At some point, a particularly remarkable molecule was formed by accident. We will call it the replicator. It may not necessarily have been the biggest or the most complex molecule around, but it had the extraordinary ability to create copies of itself. Actually, a molecule that makes copies of itself is not as difficult to imagine as it seems at first, and it only had to arise once. Imagine it as a large molecule consisting of a chain of various sorts of building block molecules. The small building blocks were in abundance in the soup surrounding the replicator. And suppose each building block can attach itself to the same kind of blocks. The attaching blocks to the replicator will have the same sequence mimicking the replicator itself. This is how crystals are formed. The two chains eventually might split apart and we get two replicators, each of which can create new copies of itself.
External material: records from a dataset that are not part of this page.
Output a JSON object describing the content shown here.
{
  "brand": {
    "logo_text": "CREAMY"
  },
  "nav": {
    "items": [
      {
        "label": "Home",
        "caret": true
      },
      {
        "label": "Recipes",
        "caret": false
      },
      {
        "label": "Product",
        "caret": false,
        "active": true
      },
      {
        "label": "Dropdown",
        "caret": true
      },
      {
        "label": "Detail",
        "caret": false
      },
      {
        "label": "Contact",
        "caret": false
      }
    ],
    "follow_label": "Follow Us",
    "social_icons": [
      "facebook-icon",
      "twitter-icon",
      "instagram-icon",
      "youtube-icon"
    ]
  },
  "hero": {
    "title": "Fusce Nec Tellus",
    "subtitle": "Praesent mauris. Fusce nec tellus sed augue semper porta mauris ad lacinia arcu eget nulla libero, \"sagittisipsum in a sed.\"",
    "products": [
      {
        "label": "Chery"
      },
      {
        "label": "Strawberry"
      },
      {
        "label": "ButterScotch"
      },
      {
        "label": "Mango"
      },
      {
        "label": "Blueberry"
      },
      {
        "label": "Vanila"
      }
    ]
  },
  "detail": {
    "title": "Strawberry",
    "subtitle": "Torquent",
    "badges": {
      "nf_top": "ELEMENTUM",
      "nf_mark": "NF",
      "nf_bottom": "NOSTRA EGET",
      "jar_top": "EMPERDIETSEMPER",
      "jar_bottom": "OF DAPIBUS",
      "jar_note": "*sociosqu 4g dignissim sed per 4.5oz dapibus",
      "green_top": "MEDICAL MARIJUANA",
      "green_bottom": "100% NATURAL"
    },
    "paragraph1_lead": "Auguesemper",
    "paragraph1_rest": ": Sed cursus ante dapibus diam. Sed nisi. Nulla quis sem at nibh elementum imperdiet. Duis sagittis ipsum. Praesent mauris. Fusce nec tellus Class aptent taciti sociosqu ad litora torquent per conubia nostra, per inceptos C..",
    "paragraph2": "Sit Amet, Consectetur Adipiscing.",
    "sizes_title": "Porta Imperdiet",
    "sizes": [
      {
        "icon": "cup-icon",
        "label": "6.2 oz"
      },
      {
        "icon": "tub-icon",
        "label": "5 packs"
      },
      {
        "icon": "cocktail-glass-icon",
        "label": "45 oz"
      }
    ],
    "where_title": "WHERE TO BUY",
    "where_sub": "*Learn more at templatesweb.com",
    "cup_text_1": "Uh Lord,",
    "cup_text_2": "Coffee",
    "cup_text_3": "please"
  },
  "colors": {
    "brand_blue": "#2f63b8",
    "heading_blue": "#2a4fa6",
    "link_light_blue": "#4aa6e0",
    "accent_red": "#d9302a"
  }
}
We can imagine a more complex possibility: each building block can attach itself not to the same kind of blocks, but to some particular another type of blocks. Then the replicator would act as a template not for an identical copy, but for a kind of “negative”, which would in its turn make a copy of the original “positive”. The modern equivalents of the replicator, the DNA molecules, also use positive-negative replication.
We get into the situation when we have a large population of identical replicas. But any copying process has an important property: it is not perfect. Mistakes happen. As mistakes were made and propagated, the primeval soup became populated by not identical copies, but several varieties of replicating molecules, all descended from the same ancestor. This makes the evolution possible. Some varieties were more stable than others, so they became more numerous because they lived longer and had more time to make their copies. But some of the rivals “species” could replicate faster than others on average, even though lived less. Others could develop some other characteristics which could help them outnumber the first two kinds of replicators.
We can now see that some varieties must actually have become less numerous because of the competition, and ultimately many of their lines must have gone extinct. They didn’t know they were struggling. But they were, in the sense that any mis-copying that resulted in a new higher level of stability, or a new way of reducing the stability of rivals, was automatically preserved and multiplied. The process of improvement was cumulative. Ways to increase stability and of decreasing rivals’ stability became more and more efficient. Some of them may have “discovered” how to break up molecules of rivals varieties chemically, and to use the released building blocks for making their own copies. These proto-predators simultaneously obtained “food” and removed competing rivals. Other replicators perhaps discovered how to defend themselves, either chemically or by building a physical wall of protein around themselves. This is how the first living cells appeared. Replicators began to construct for themselves containers/vehicles for their existence. Such containers were like survival machines. Survival machines got bigger and more elaborate, and the process was cumulative and progressive.
Four thousand million years later, what happened to the replicators? They didn’t die, but do not look for them floating in the sea. They are in you and me, they created us, body and mind. They have come a long way, and we are their survival machines.